6. Il ressort des pièces du dossier que Mme E a, par un courriel daté du 22 avril 2022, sollicité le bénéfice de la protection fonctionnelle en raison d'un harcèlement moral de sa supérieure hiérarchique dont elle estime être victime. Une décision implicite de rejet est née du silence gardé par l'administration à l'expiration d'un délai de deux mois. En application des dispositions précitées au point 5, la décision implicite de refus doit être regardée comme née du silence de l'autorité compétente. Par suite, le moyen tiré de l'incompétence de l'auteur de l'acte doit être écarté.

7. En deuxième lieu, si la requérante fait valoir que la décision est entachée d'un vice de forme, elle ne l'assortit pas de précisions suffisantes qui permettraient d'en apprécier le

bien-fondé.

8. En troisième lieu, aux termes de l'article L. 134-1 du code général de la fonction publique : " L'agent public ou, le cas échéant, l'ancien agent public bénéficie, à raison de ses fonctions et indépendamment des règles fixées par le code pénal et par les lois spéciales, d'une protection organisée par la collectivité publique qui l'emploie à la date des faits en cause ou des faits ayant été imputés de façon diffamatoire, dans les conditions prévues au présent chapitre. ". Enfin, l'article L. 134-5 du même code🏛 dispose que : " La collectivité publique est tenue de protéger l'agent public contre les atteintes volontaires à l'intégrité de sa personne, les violences, les agissements constitutifs de harcèlement, les menaces, les injures, les diffamations ou les outrages dont il pourrait être victime sans qu'une faute personnelle puisse lui être imputée. /Elle est tenue de réparer, le cas échéant, le préjudice qui en est résulté. ". Ces dispositions établissent à la charge de l'administration une obligation de protection de ses agents dans l'exercice de leurs fonctions, à laquelle il ne peut être dérogé que pour des motifs d'intérêt général. Cette obligation de protection a pour objet, non seulement de faire cesser les attaques auxquelles l'agent est exposé, mais aussi d'assurer à celui-ci une réparation adéquate des torts qu'il a subis. La mise en œuvre de cette obligation peut notamment conduire l'administration à assister son agent dans l'exercice des poursuites judiciaires qu'il entreprendrait pour se défendre. Il appartient dans chaque cas à l'autorité administrative compétente de prendre les mesures lui permettant de remplir son obligation vis-à-vis de son agent, sous le contrôle du juge et compte tenu de l'ensemble des circonstances de l'espèce.

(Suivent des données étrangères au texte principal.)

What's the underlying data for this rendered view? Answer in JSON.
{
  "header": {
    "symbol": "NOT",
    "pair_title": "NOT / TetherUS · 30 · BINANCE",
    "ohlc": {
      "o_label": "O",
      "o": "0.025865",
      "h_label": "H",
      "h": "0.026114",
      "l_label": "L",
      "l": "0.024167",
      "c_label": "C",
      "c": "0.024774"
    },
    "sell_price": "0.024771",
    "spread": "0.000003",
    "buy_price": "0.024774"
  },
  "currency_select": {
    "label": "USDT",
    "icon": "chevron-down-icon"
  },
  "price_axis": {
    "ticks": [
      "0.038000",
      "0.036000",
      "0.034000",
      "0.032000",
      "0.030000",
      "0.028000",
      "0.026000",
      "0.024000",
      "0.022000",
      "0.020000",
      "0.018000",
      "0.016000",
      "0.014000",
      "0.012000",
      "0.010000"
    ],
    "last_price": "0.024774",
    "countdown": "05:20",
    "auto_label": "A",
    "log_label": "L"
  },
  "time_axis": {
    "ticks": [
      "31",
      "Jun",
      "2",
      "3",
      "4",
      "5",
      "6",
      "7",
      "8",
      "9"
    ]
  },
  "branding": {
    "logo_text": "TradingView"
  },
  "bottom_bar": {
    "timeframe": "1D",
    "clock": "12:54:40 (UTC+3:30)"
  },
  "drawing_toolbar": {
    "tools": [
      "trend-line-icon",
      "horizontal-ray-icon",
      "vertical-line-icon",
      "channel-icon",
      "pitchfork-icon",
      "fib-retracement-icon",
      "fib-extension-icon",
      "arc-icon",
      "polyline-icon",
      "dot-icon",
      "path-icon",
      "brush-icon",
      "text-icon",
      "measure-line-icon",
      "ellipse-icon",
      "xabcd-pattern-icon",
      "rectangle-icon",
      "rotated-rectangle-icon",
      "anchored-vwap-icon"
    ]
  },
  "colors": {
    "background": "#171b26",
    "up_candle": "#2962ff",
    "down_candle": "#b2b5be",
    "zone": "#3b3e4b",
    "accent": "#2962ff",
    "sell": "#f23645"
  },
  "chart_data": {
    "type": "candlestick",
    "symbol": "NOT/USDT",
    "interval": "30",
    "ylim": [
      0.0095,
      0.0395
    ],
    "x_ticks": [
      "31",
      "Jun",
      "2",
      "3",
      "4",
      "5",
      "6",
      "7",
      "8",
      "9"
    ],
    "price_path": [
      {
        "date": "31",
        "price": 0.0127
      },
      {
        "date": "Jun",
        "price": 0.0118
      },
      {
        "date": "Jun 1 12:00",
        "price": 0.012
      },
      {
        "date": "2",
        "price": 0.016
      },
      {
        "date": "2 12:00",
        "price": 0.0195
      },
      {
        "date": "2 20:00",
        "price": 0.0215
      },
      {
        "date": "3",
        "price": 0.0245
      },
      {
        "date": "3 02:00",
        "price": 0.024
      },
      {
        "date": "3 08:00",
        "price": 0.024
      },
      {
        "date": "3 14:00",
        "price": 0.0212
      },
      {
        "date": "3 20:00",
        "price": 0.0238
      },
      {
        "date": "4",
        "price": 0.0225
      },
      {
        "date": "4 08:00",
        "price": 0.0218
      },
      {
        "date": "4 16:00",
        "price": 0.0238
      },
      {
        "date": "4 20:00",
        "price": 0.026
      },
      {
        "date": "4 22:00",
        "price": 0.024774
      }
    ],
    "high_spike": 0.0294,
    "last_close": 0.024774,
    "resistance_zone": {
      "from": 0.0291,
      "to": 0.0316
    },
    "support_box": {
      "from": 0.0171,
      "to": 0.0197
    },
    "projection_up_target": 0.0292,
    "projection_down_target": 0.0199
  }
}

9. Si la protection fonctionnelle résultant d'un principe général du droit n'est pas applicable aux différends susceptibles de survenir, dans le cadre du service, entre un agent public et l'un de ses supérieurs hiérarchiques, il en va différemment lorsque les actes du supérieur hiérarchique sont, par leur nature ou leur gravité, insusceptibles de se rattacher à l'exercice normal du pouvoir hiérarchique.

10. De plus, aux termes de l'article 6 quinquies de la loi du 13 juillet 1983🏛 portant droits et obligations des fonctionnaires dont les dispositions sont reprises à l'article L. 133-2 du code général de la fonction publique : " Aucun agent public ne doit subir les agissements répétés de harcèlement moral qui ont pour objet ou pour effet une dégradation des conditions de travail susceptible de porter atteinte à ses droits et à sa dignité, d'altérer sa santé physique ou mentale ou de compromettre son avenir professionnel. ".

11. Il appartient à un agent public qui soutient avoir été victime d'agissements constitutifs de harcèlement de soumettre au juge des éléments de fait susceptibles d'en faire présumer l'existence. Il incombe à l'administration de produire, en sens contraire, une argumentation de nature à démontrer que les agissements en cause sont justifiés par des considérations étrangères à tout harcèlement. La conviction du juge, à qui il revient d'apprécier si les agissements de harcèlement sont ou non établis, se détermine au vu de ces échanges contradictoires, qu'il peut compléter, en cas de doute, en ordonnant toute mesure d'instruction utile. Pour apprécier si des agissements dont il est allégué qu'ils sont constitutifs d'un harcèlement moral revêtent un tel caractère, le juge administratif doit tenir compte des comportements respectifs de l'administration auquel il est reproché d'avoir exercé de tels agissements et de l'agent qui estime avoir été victime d'un harcèlement moral. Pour être qualifiés de harcèlement moral, ces agissements doivent être répétés et excéder les limites de l'exercice normal du pouvoir hiérarchique.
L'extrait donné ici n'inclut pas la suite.